From behind the doors there is a creaking noise as the hinges to the box-bed open. ‘What’s wrong?’ Margaret Bell peers at her from beneath her covers.
‘He scolded me.’
‘Who?’
‘Your father.’
‘No. Why?’ Margaret’s hand flutters in front of her mouth.
‘He caught your brother cavorting with me.’
‘Is that all? He frolics with all the lasses, Maggie. You must have seen him. He’s with a different one near every week.’
Maggie sighs. ‘I think I’ve heard this a hundred times.’
‘But it’s true. You’d be wise to avoid him, Maggie. Let him take his pleasure with the new girl, Moll, or her pal with the scar.’
‘I won’t have any man telling me what to do. Do you hear? I shall be mastered by no man, least of all your father.’
Margaret tuts. ‘This is his tavern. He is your master here.’

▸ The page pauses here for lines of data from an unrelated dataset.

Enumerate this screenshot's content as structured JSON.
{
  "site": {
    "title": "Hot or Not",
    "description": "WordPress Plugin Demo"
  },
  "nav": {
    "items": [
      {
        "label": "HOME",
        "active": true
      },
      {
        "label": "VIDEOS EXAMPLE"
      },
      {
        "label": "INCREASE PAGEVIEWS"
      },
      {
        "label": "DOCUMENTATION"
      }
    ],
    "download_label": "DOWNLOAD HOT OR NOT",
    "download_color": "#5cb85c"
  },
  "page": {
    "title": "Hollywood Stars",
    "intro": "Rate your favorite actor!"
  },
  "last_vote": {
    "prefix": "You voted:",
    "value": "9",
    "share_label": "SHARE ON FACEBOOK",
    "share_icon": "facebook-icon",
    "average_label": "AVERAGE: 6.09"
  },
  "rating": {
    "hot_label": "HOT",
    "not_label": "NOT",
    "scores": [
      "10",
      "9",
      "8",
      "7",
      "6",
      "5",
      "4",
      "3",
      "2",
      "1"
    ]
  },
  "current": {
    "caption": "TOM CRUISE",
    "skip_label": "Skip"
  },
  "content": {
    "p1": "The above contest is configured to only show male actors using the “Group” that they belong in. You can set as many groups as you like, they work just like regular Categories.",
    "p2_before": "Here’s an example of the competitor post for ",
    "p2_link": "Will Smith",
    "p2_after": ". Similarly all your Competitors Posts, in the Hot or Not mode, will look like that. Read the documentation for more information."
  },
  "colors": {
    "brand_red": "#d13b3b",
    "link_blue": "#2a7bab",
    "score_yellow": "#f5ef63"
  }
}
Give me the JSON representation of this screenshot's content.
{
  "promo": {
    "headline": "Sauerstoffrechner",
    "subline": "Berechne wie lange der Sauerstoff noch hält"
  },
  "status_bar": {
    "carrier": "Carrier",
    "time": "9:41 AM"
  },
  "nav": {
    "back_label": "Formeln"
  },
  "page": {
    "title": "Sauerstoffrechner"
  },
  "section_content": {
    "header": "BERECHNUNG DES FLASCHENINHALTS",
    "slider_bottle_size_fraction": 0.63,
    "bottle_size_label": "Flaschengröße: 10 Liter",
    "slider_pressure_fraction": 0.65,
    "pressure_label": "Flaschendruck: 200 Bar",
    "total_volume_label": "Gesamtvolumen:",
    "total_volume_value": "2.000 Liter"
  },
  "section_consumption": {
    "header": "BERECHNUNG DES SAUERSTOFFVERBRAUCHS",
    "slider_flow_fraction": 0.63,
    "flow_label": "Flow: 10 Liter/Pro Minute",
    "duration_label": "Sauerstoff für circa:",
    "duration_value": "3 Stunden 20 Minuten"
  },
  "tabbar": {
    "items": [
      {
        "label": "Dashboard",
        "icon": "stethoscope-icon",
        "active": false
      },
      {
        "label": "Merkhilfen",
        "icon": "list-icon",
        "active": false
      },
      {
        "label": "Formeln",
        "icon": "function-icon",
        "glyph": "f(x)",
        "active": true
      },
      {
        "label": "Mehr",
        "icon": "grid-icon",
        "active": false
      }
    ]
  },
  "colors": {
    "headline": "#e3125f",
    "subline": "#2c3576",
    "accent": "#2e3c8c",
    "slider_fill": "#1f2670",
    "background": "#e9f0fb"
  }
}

Maggie shakes her head. ‘I’ll do as I damn well please.’
***
On market day, Maggie’s sent to buy victuals for the inn. She barters a price for vegetables and meat, and the grocer cannot do enough for her and throws in a basket of shiny green apples. At the rear of a market she bumps into little David again, and to her utter consternation, he’s barefoot, half-naked and begging for scraps. As Maggie gets closer to him she notices his ears are thick with dried blood. So before he runs away, she scoops him up in her arms and hands him an apple.
‘What you doing here, little rascal? And don’t eat so fast, you’ll choke and get the hiccups. Is that a jug of ale for your father? I’ll help you to carry it home again if you like.’
The lad nods. ‘Aye, missus, he drinks it all the time, ‘til he falls to the ground or his bed.’
Maggie looks at him sadly. ‘Where’s your mother?’
‘She died when I was a bairn. I don’t remember her.’
‘Do you want to come with me and have something to eat?’ Maggie ruffles the boy’s hair and as she does so a lump swells in her throat.
‘Aye, I would like that, missus. I’m starving, haven’t eaten in days. Have you got any bread?’
‘Don’t call me missus. Call me Maggie. And no, I haven’t any bread, but there’s plenty in the tavern.’
***
All is quiet in the scullery and so Maggie tip-toes inside before Cook returns. The boy’s like a ravenous fox and Maggie constantly has to remind him to chew slower as he devours his food. Maggie winces as she looks at him, he’s so thin, like the linkboys in Edinburgh, and so she fusses around him, fetching tasty morsels for him to eat. A mutton pie, a bannock smothered in cheese, and a cup of milk fresh from the dairy. With his dirty sleeve he wipes away a milky moustache, his eyes widening as a strange woman enters the scullery.
‘What’s he doing here? The lad’s probably crawling with lice, get him out,’ whines Helen.
Maggie pulls a face. ‘Have a heart, Helen. He’s all skin and bone. Anyway I’m taking him home now and I won’t bring him here again,’ she lies.